Sam Williamson, a senior economist for First American Financial Corporation, appeared to agree that the latest inflation numbers are an encouraging sign for the central bank but not enough to call for a March interest-rate cut. Plus, the Fed has something to watch out for: tariffs.
“The impact of new tariffs likely hasn’t materialized yet, leaving uncertainty around inflation as we approach spring, supporting the Fed’s cautious approach in the coming months,” Williamson said in a statement.
Back in June 2022, inflation reached 9.1%, a four-decade high. The central bank tightened its monetary policy to tame scorching hot inflation, and only entered its loosening cycle in September 2024. The Fed and its chair, Jerome Powell, have since signaled a more cautious approach to monetary policy.
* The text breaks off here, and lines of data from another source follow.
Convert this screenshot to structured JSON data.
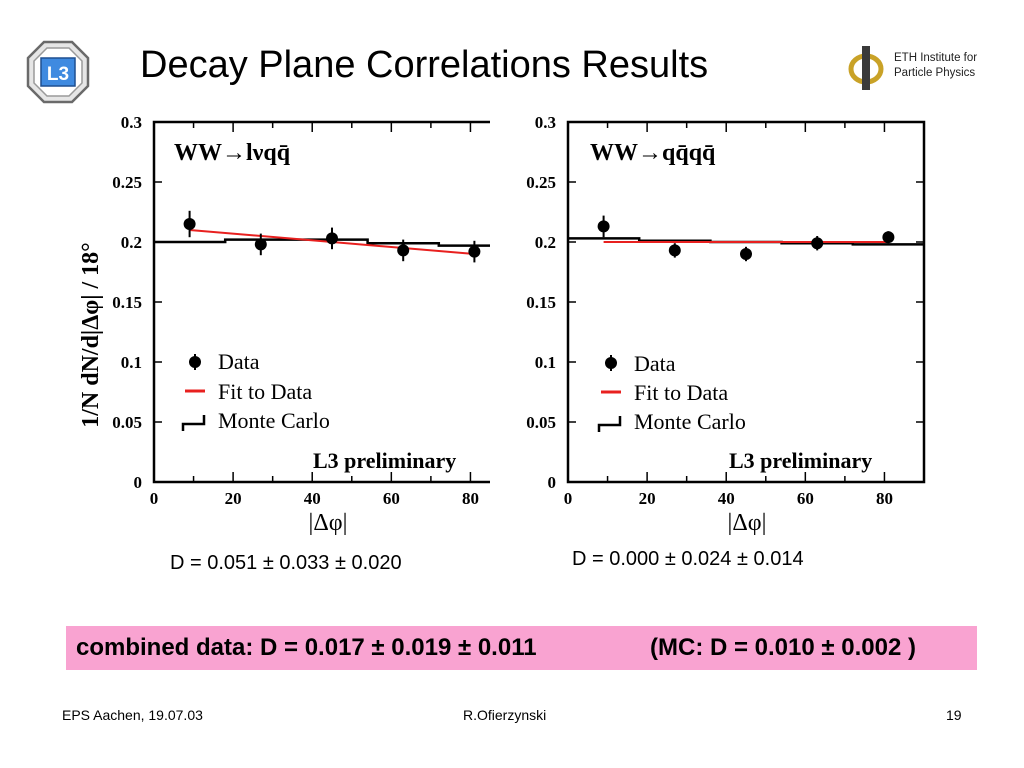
{
  "slide": {
    "title": "Decay Plane Correlations Results",
    "eth_logo": {
      "line1": "ETH Institute for",
      "line2": "Particle Physics"
    },
    "l3_logo_text": "L3",
    "results": {
      "left": "D = 0.051 ± 0.033 ± 0.020",
      "right": "D = 0.000 ± 0.024 ± 0.014"
    },
    "combined": {
      "data": "combined data: D = 0.017 ± 0.019 ± 0.011",
      "mc": "(MC: D = 0.010 ± 0.002 )"
    },
    "footer": {
      "left": "EPS Aachen, 19.07.03",
      "center": "R.Ofierzynski",
      "right": "19"
    }
  },
  "colors": {
    "fit": "#e8201f",
    "box": "#f9a3d1"
  },
  "chart_data": [
    {
      "type": "scatter",
      "panel": "left",
      "channel_label": "WW→lνqq̄",
      "preliminary": "L3 preliminary",
      "xlabel": "|Δφ|",
      "ylabel": "1/N dN/d|Δφ| / 18°",
      "xlim": [
        0,
        90
      ],
      "ylim": [
        0,
        0.3
      ],
      "xticks": [
        "0",
        "20",
        "40",
        "60",
        "80"
      ],
      "yticks": [
        "0",
        "0.05",
        "0.1",
        "0.15",
        "0.2",
        "0.25",
        "0.3"
      ],
      "legend": [
        "Data",
        "Fit to Data",
        "Monte Carlo"
      ],
      "series": [
        {
          "name": "Data",
          "x": [
            9,
            27,
            45,
            63,
            81
          ],
          "y": [
            0.215,
            0.198,
            0.203,
            0.193,
            0.192
          ],
          "err": [
            0.011,
            0.009,
            0.009,
            0.009,
            0.009
          ]
        },
        {
          "name": "Fit to Data",
          "x": [
            9,
            81
          ],
          "y": [
            0.21,
            0.19
          ]
        },
        {
          "name": "Monte Carlo",
          "edges": [
            0,
            18,
            36,
            54,
            72,
            90
          ],
          "y": [
            0.2,
            0.202,
            0.202,
            0.199,
            0.197
          ]
        }
      ]
    },
    {
      "type": "scatter",
      "panel": "right",
      "channel_label": "WW→qq̄qq̄",
      "preliminary": "L3 preliminary",
      "xlabel": "|Δφ|",
      "ylabel": "",
      "xlim": [
        0,
        90
      ],
      "ylim": [
        0,
        0.3
      ],
      "xticks": [
        "0",
        "20",
        "40",
        "60",
        "80"
      ],
      "yticks": [
        "0",
        "0.05",
        "0.1",
        "0.15",
        "0.2",
        "0.25",
        "0.3"
      ],
      "legend": [
        "Data",
        "Fit to Data",
        "Monte Carlo"
      ],
      "series": [
        {
          "name": "Data",
          "x": [
            9,
            27,
            45,
            63,
            81
          ],
          "y": [
            0.213,
            0.193,
            0.19,
            0.199,
            0.204
          ],
          "err": [
            0.009,
            0.006,
            0.006,
            0.006,
            0.005
          ]
        },
        {
          "name": "Fit to Data",
          "x": [
            9,
            81
          ],
          "y": [
            0.2,
            0.2
          ]
        },
        {
          "name": "Monte Carlo",
          "edges": [
            0,
            18,
            36,
            54,
            72,
            90
          ],
          "y": [
            0.203,
            0.201,
            0.2,
            0.199,
            0.198
          ]
        }
      ]
    }
  ]
}
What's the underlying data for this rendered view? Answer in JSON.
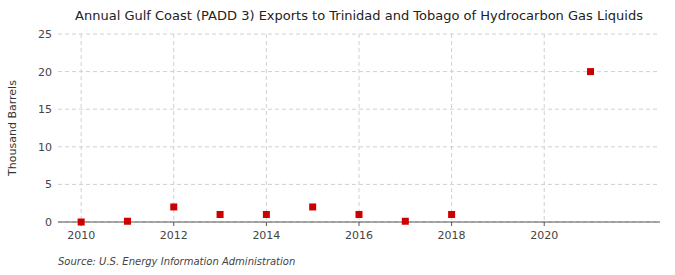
{
  "chart_data": {
    "type": "scatter",
    "title": "Annual Gulf Coast (PADD 3) Exports to Trinidad and Tobago of Hydrocarbon Gas Liquids",
    "ylabel": "Thousand Barrels",
    "source": "Source: U.S. Energy Information Administration",
    "x": [
      2010,
      2011,
      2012,
      2013,
      2014,
      2015,
      2016,
      2017,
      2018,
      2021
    ],
    "values": [
      0,
      0.1,
      2,
      1,
      1,
      2,
      1,
      0.1,
      1,
      20
    ],
    "color": "#cc0000",
    "marker": "square",
    "xlim": [
      2009.5,
      2022.5
    ],
    "ylim": [
      0,
      25
    ],
    "xticks": [
      2010,
      2012,
      2014,
      2016,
      2018,
      2020
    ],
    "yticks": [
      0,
      5,
      10,
      15,
      20,
      25
    ],
    "grid": true
  }
}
Still, prices are no longer increasing as rapidly, and inflation is closer to the central bank’s 2% target, where it considers prices to be stable. But in January, Trump claimed that “inflation is back.” That month, consumer prices rose 3% from a year earlier, hotter than expected.
Trump claimed he had nothing to do with inflation at the time. But his press secretary, Karoline Leavitt, chimed in on the latest inflation data on Wednesday.
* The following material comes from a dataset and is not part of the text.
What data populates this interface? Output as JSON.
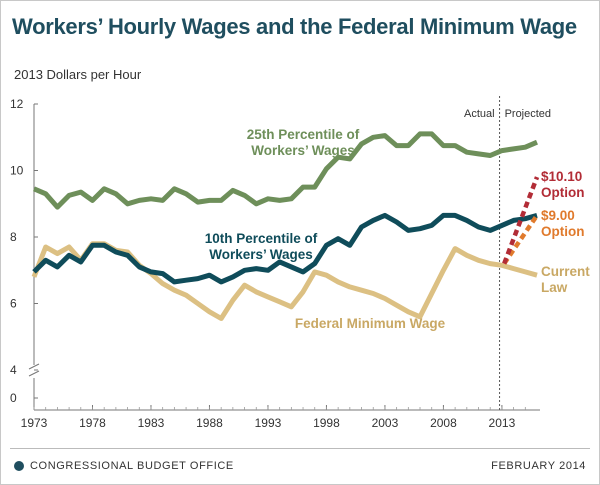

“Today’s CPI report shows inflation is declining and the economy is moving in the right direction under President Trump,” she wrote on X . Leavitt went on to claim Trump is “driving down costs” and the administration would continue to focus on fixing the “economic and inflation nightmare” left by the prior administration.
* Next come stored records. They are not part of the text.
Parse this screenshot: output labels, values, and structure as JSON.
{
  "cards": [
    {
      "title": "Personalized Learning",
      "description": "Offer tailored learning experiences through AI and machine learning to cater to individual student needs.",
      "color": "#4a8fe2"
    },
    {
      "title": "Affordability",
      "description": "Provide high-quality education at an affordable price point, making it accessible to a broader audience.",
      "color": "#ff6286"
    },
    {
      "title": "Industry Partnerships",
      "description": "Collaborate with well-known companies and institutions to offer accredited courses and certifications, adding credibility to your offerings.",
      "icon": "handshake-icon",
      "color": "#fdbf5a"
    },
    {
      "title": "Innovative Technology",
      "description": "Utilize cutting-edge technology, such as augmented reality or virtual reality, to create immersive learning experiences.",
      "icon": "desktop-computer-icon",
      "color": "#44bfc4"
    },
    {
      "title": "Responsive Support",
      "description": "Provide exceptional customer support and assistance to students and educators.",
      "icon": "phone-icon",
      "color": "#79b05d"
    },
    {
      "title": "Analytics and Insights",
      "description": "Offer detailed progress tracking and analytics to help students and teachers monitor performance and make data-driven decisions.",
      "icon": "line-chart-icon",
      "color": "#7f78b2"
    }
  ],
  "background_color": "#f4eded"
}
Still, it might be too soon to declare victory over inflation or assume we’re out of the proverbial woods while there is uncertainty surrounding tariffs, whether it be via pauses, brand-new threats, or actual impositions. Regardless of tariff unpredictability, the consensus among economists is that American companies—when forced to pay tariffs—pass those costs on to consumers.
“The dizzying back-and-forth over tariffs is a large and unpredictable upside risk to the inflation outlook,” Bill Adams, chief economist at Comerica Bank, said in a statement. “The policy changes day to day and minute to minute, but the high-level takeaway is that tariff rates look likely to be higher in the second half of 2025 than they were in the first.”
Higher tariffs increase the cost of imported consumer goods and input costs for businesses that provide services, he explained.
Adams called tariffs “an unpredictable wild card.”